OpenAI, Oracle, and SoftBank are announcing five new U.S. AI data center sites under Stargate, with combined capacity from these five new sites. along with our flagship site in Abilene, Texas, and ongoing projects with CoreWeave , brings Stargate to nearly 7 gigawatts of planned capacity and over $400 billion in investment over the next three years.
Nvidia has also committed substantial resources. Nvidia and OpenAI said on Monday that the partnership will compliment the infrastructure work it is doing with Microsoft, Oracle, SoftBank and the Stargate project.

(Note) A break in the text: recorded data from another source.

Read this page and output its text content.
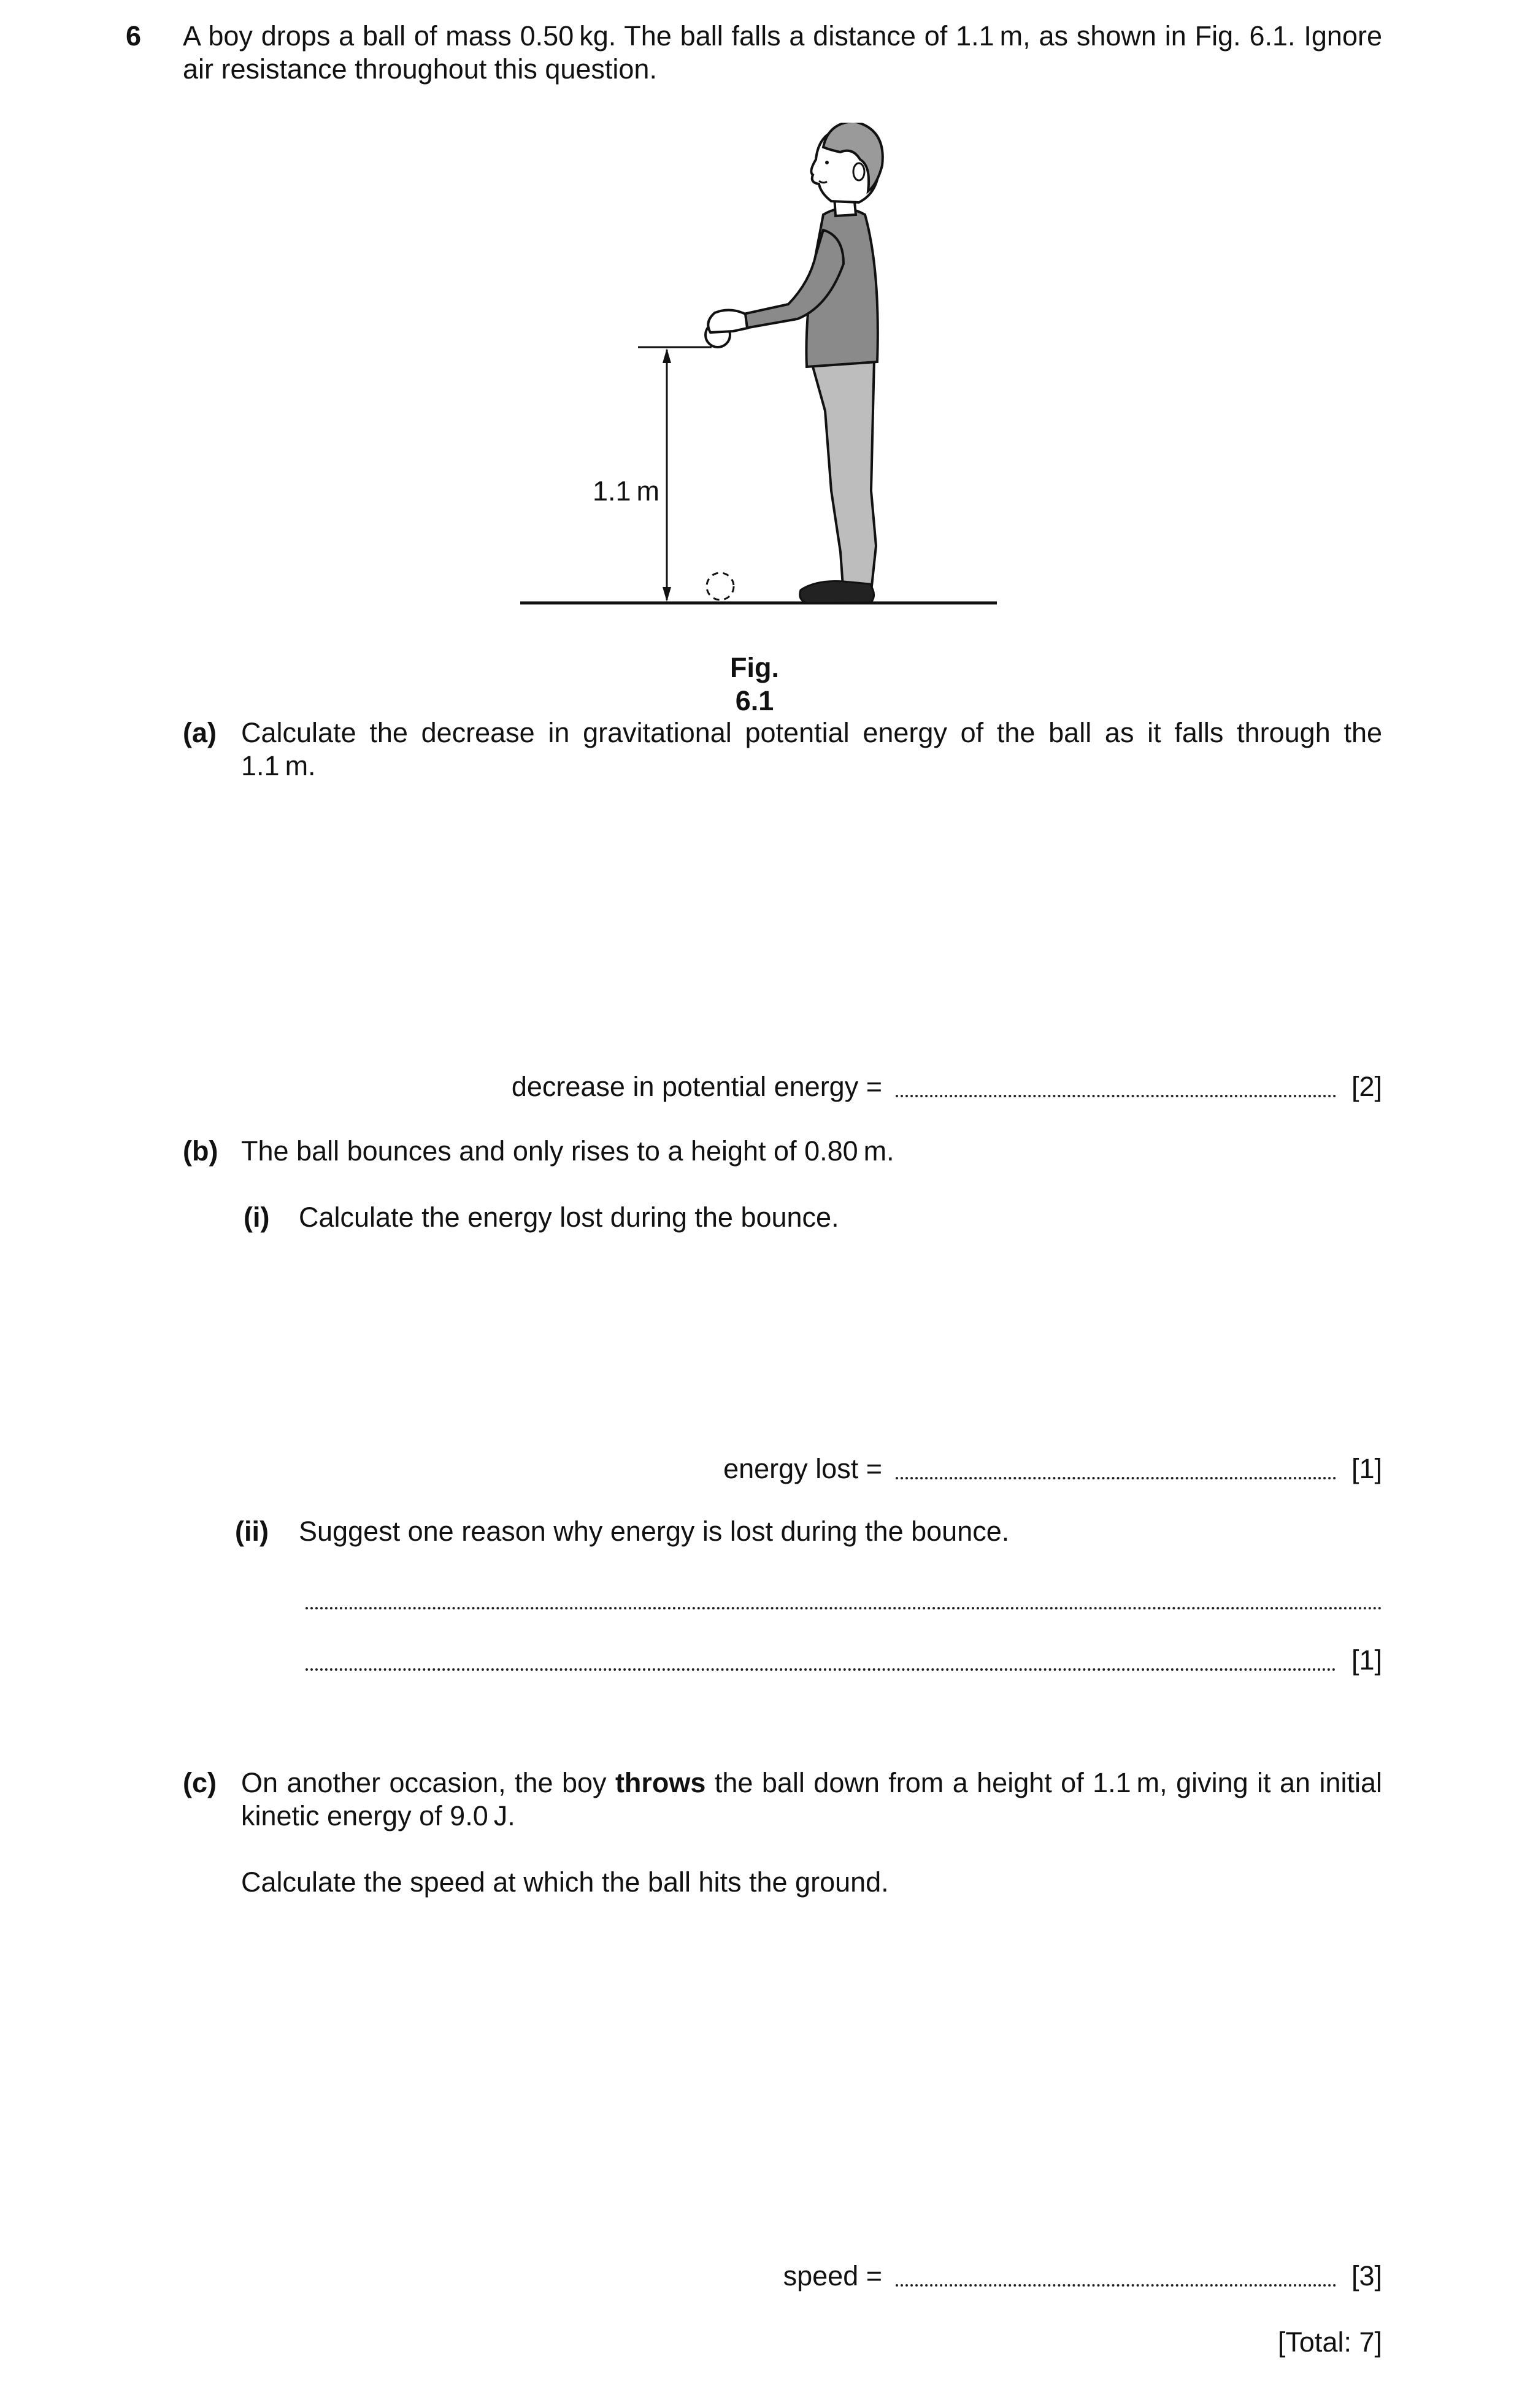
6 A boy drops a ball of mass 0.50 kg. The ball falls a distance of 1.1 m, as shown in Fig. 6.1. Ignore air resistance throughout this question.
1.1 m
Fig. 6.1
(a) Calculate the decrease in gravitational potential energy of the ball as it falls through the 1.1 m.
decrease in potential energy =	[2]
(b) The ball bounces and only rises to a height of 0.80 m.
(i) Calculate the energy lost during the bounce.
energy lost =	[1]
(ii) Suggest one reason why energy is lost during the bounce.
[1]
(c) On another occasion, the boy throws the ball down from a height of 1.1 m, giving it an initial kinetic energy of 9.0 J.
Calculate the speed at which the ball hits the ground.
speed =	[3]
[Total: 7]
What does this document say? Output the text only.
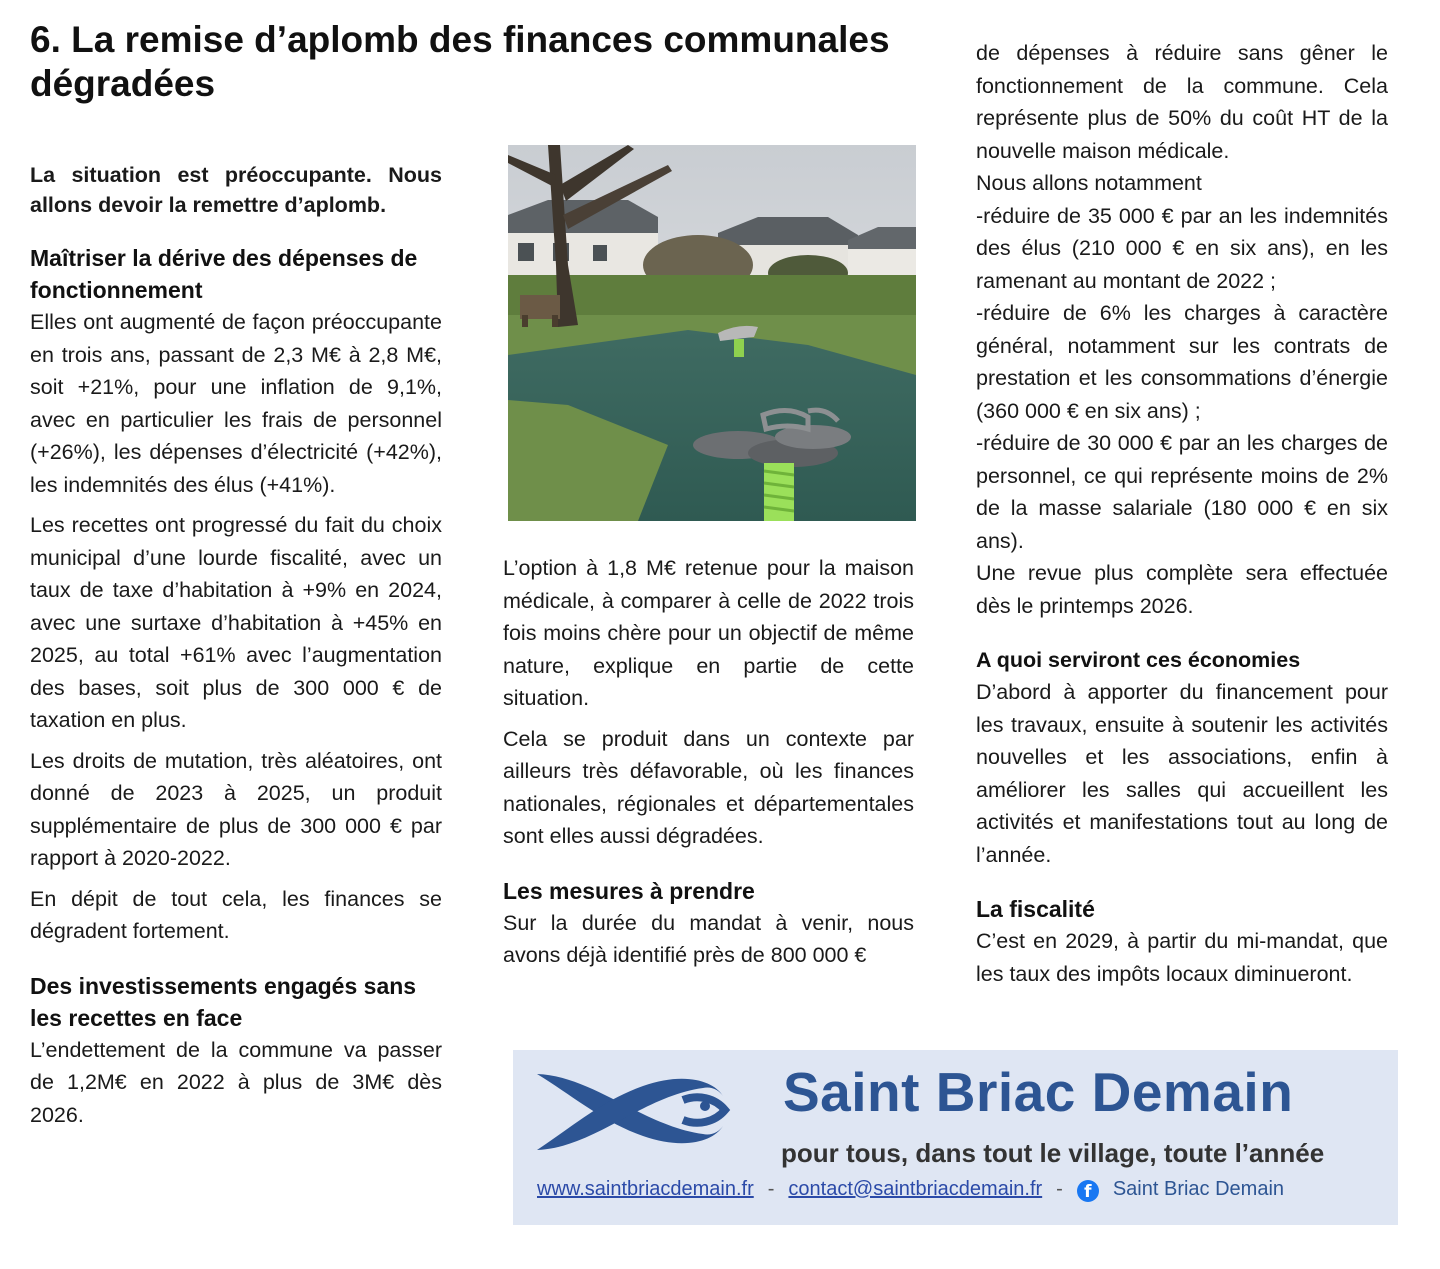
6. La remise d’aplomb des finances communales dégradées

La situation est préoccupante. Nous allons devoir la remettre d’aplomb.

Maîtriser la dérive des dépenses de fonctionnement

Elles ont augmenté de façon préoccupante en trois ans, passant de 2,3 M€ à 2,8 M€, soit +21%, pour une inflation de 9,1%, avec en particulier les frais de personnel (+26%), les dépenses d’électricité (+42%), les indemnités des élus (+41%).

Les recettes ont progressé du fait du choix municipal d’une lourde fiscalité, avec un taux de taxe d’habitation à +9% en 2024, avec une surtaxe d’habitation à +45% en 2025, au total +61% avec l’augmentation des bases, soit plus de 300 000 € de taxation en plus.

Les droits de mutation, très aléatoires, ont donné de 2023 à 2025, un produit supplémentaire de plus de 300 000 € par rapport à 2020-2022.

En dépit de tout cela, les finances se dégradent fortement.

Des investissements engagés sans les recettes en face

L’endettement de la commune va passer de 1,2M€ en 2022 à plus de 3M€ dès 2026.

L’option à 1,8 M€ retenue pour la maison médicale, à comparer à celle de 2022 trois fois moins chère pour un objectif de même nature, explique en partie de cette situation.

Cela se produit dans un contexte par ailleurs très défavorable, où les finances nationales, régionales et départementales sont elles aussi dégradées.

Les mesures à prendre

Sur la durée du mandat à venir, nous avons déjà identifié près de 800 000 €

de dépenses à réduire sans gêner le fonctionnement de la commune. Cela représente plus de 50% du coût HT de la nouvelle maison médicale.

Nous allons notamment

-réduire de 35 000 € par an les indemnités des élus (210 000 € en six ans), en les ramenant au montant de 2022 ;

-réduire de 6% les charges à caractère général, notamment sur les contrats de prestation et les consommations d’énergie (360 000 € en six ans) ;

-réduire de 30 000 € par an les charges de personnel, ce qui représente moins de 2% de la masse salariale (180 000 € en six ans).

Une revue plus complète sera effectuée dès le printemps 2026.

A quoi serviront ces économies

D’abord à apporter du financement pour les travaux, ensuite à soutenir les activités nouvelles et les associations, enfin à améliorer les salles qui accueillent les activités et manifestations tout au long de l’année.

La fiscalité

C’est en 2029, à partir du mi-mandat, que les taux des impôts locaux diminueront.

Saint Briac Demain
pour tous, dans tout le village, toute l’année
www.saintbriacdemain.fr - contact@saintbriacdemain.fr - f Saint Briac Demain
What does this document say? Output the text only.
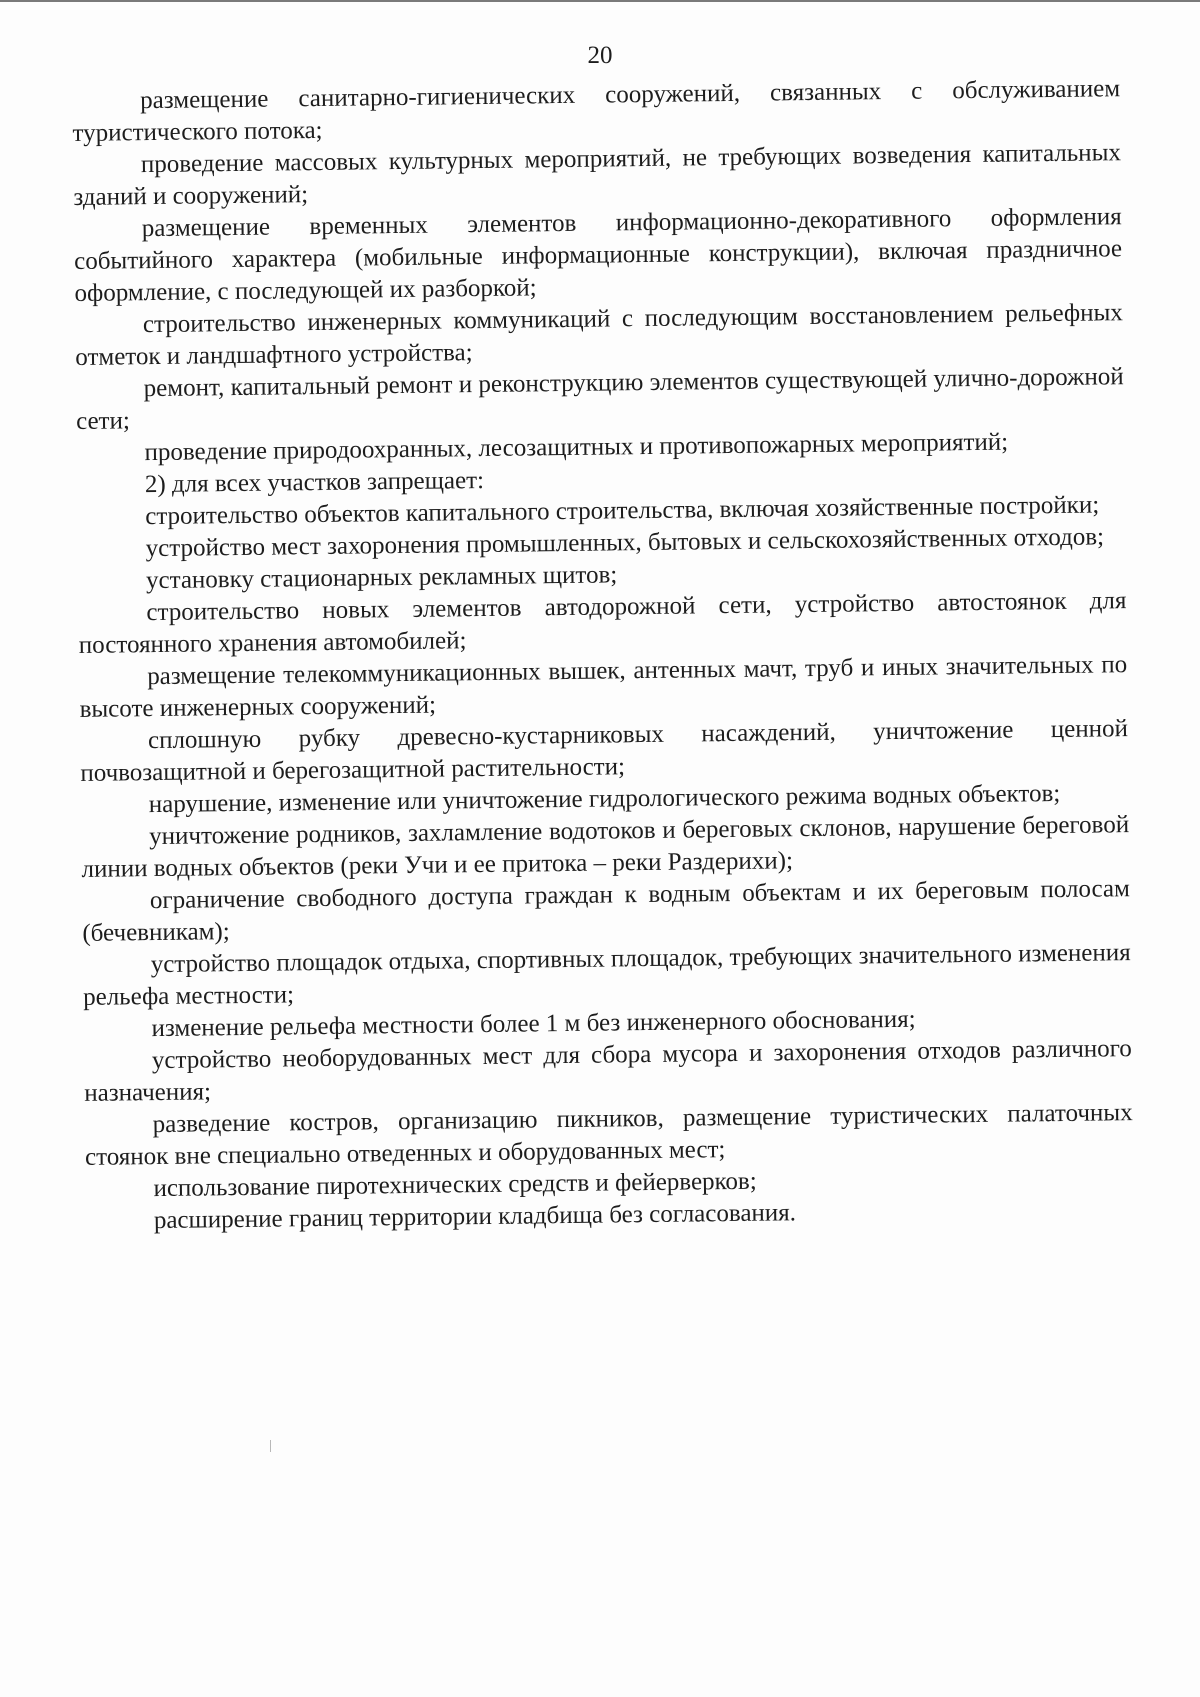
20

размещение санитарно-гигиенических сооружений, связанных с обслуживанием туристического потока;

проведение массовых культурных мероприятий, не требующих возведения капитальных зданий и сооружений;

размещение временных элементов информационно-декоративного оформления событийного характера (мобильные информационные конструкции), включая праздничное оформление, с последующей их разборкой;

строительство инженерных коммуникаций с последующим восстановлением рельефных отметок и ландшафтного устройства;

ремонт, капитальный ремонт и реконструкцию элементов существующей улично-дорожной сети;

проведение природоохранных, лесозащитных и противопожарных мероприятий;

2) для всех участков запрещает:

строительство объектов капитального строительства, включая хозяйственные постройки;

устройство мест захоронения промышленных, бытовых и сельскохозяйственных отходов;

установку стационарных рекламных щитов;

строительство новых элементов автодорожной сети, устройство автостоянок для постоянного хранения автомобилей;

размещение телекоммуникационных вышек, антенных мачт, труб и иных значительных по высоте инженерных сооружений;

сплошную рубку древесно-кустарниковых насаждений, уничтожение ценной почвозащитной и берегозащитной растительности;

нарушение, изменение или уничтожение гидрологического режима водных объектов;

уничтожение родников, захламление водотоков и береговых склонов, нарушение береговой линии водных объектов (реки Учи и ее притока – реки Раздерихи);

ограничение свободного доступа граждан к водным объектам и их береговым полосам (бечевникам);

устройство площадок отдыха, спортивных площадок, требующих значительного изменения рельефа местности;

изменение рельефа местности более 1 м без инженерного обоснования;

устройство необорудованных мест для сбора мусора и захоронения отходов различного назначения;

разведение костров, организацию пикников, размещение туристических палаточных стоянок вне специально отведенных и оборудованных мест;

использование пиротехнических средств и фейерверков;

расширение границ территории кладбища без согласования.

Nvidia's first investment of $10 billion will be deployed when the first gigawatt is completed, according to sources familiar with the matter.
Growing market concerns
The massive scale of investment has drawn scrutiny from critics who question the sustainability of current AI spending patterns.
Critics warn of a bubble, pointing to how companies like Nvidia, Oracle, Broadcom and Microsoft have each added hundreds of billions of dollars in market value on the back of tie-ups with OpenAI, which is burning cash.
Skeptics also say the system looks like a circular financing model. OpenAI is committing hundreds of billions of dollars to projects that rely on partners like Nvidia, Oracle, and SoftBank.
Those companies are simultaneously investing in the same projects and then getting paid back through chip sales and data center leases.
OpenAI CFO Sarah Friar pushes back against these concerns. "When the internet was getting started, people kept feeling like, 'Oh, we're over-building, there's too much,'" Friar said. "Look where we are today, right?"
Altman himself acknowledges the skepticism while defending the approach. "I totally get that. I think that's a very natural thing," Altman told CNBC on Tuesday, referring to worries about the market getting overheated.
He attributes the massive infrastructure needs to explosive user growth, noting that ChatGPT now has 500 million weekly users and has grown to 700 million people weekly according to recent company statements.
The artificial intelligence market's potential supports these ambitious investments.
The generative artificial intelligence market is poised to top $1 trillion in revenue within a decade, creating a race among tech giants to secure computing capacity and market position.